Lo que más indignación generó entre los damnificados no fue solo el robo, sino la facilidad con la que actuaron los ladrones. Según relataron los vecinos, no hubo puertas forzadas, lo que refuerza la sospecha de que los delincuentes conocían el movimiento interno del edificio y actuaron con total impunidad. Entraron, revisaron cada unidad y se llevaron todo lo de valor, en un operativo limpio, rápido y quirúrgico.

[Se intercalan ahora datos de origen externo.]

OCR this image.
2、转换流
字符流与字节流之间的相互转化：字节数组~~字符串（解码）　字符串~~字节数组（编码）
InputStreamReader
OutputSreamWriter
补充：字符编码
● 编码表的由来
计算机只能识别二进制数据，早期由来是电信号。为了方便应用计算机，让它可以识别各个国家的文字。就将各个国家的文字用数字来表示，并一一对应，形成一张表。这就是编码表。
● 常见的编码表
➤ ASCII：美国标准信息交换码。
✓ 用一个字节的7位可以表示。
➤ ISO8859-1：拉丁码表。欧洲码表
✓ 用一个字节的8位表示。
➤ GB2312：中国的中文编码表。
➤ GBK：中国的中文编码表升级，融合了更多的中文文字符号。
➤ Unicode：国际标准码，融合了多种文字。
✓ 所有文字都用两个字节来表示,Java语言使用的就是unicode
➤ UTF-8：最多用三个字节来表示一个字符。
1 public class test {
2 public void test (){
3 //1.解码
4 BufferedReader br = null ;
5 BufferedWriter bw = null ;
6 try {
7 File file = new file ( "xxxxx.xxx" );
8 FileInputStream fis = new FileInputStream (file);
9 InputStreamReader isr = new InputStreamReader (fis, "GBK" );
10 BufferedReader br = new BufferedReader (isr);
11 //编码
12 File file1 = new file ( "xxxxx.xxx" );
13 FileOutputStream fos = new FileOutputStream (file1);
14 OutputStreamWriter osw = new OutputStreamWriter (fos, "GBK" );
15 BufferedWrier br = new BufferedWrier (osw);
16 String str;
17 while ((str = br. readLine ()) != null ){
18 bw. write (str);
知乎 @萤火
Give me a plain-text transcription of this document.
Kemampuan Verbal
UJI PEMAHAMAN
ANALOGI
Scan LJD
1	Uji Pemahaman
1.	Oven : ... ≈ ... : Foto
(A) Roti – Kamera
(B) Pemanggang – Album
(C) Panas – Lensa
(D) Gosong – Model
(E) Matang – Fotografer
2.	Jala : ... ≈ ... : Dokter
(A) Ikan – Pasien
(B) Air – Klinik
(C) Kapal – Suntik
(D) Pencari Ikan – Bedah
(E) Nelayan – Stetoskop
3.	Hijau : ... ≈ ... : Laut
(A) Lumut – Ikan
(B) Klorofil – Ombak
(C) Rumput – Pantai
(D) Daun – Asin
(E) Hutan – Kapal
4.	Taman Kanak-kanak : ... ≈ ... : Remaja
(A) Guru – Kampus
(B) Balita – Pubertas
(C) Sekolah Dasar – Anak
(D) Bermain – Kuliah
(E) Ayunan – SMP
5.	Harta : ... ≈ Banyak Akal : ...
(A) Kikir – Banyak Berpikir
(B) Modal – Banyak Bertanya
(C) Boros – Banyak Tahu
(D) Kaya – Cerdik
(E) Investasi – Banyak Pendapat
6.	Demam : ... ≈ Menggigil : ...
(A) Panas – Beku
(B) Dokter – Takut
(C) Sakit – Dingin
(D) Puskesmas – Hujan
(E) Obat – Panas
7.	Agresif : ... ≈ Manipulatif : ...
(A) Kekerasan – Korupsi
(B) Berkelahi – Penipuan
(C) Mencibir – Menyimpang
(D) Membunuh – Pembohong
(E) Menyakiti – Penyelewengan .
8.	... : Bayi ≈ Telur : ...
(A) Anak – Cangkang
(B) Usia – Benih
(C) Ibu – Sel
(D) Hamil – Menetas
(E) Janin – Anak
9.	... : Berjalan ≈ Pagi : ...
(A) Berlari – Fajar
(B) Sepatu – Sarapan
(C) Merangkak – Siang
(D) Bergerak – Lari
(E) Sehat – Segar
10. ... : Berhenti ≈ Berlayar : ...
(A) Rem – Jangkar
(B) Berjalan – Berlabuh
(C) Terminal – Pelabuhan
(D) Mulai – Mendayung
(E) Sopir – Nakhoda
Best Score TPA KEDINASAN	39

Pero el escándalo creció cuando intentaron denunciar el hecho. De acuerdo al testimonio de los afectados, la Policía nunca llegó. Al comunicarse para pedir asistencia, les habrían respondido que no podían acudir por falta de recursos disponibles, una explicación que cayó como un baldazo de agua fría y desató bronca y miedo entre los vecinos.
El episodio no sería aislado. El modus operandi es casi calcado a un robo ocurrido días atrás en un edificio de 43 entre 12 y 13, donde cuatro departamentos fueron saqueados bajo circunstancias similares. Mismo método, mismo resultado y la misma ausencia de respuesta policial.
Frente a este panorama, los vecinos no dudaron en hablar de una “zona liberada” en pleno centro platense, donde bandas organizadas actúan sin obstáculos y los habitantes quedan completamente desprotegidos. La repetición de robos en edificios céntricos encendió todas las alarmas y expuso una realidad inquietante: la inseguridad avanza, los delitos se repiten y la respuesta del Estado no aparece.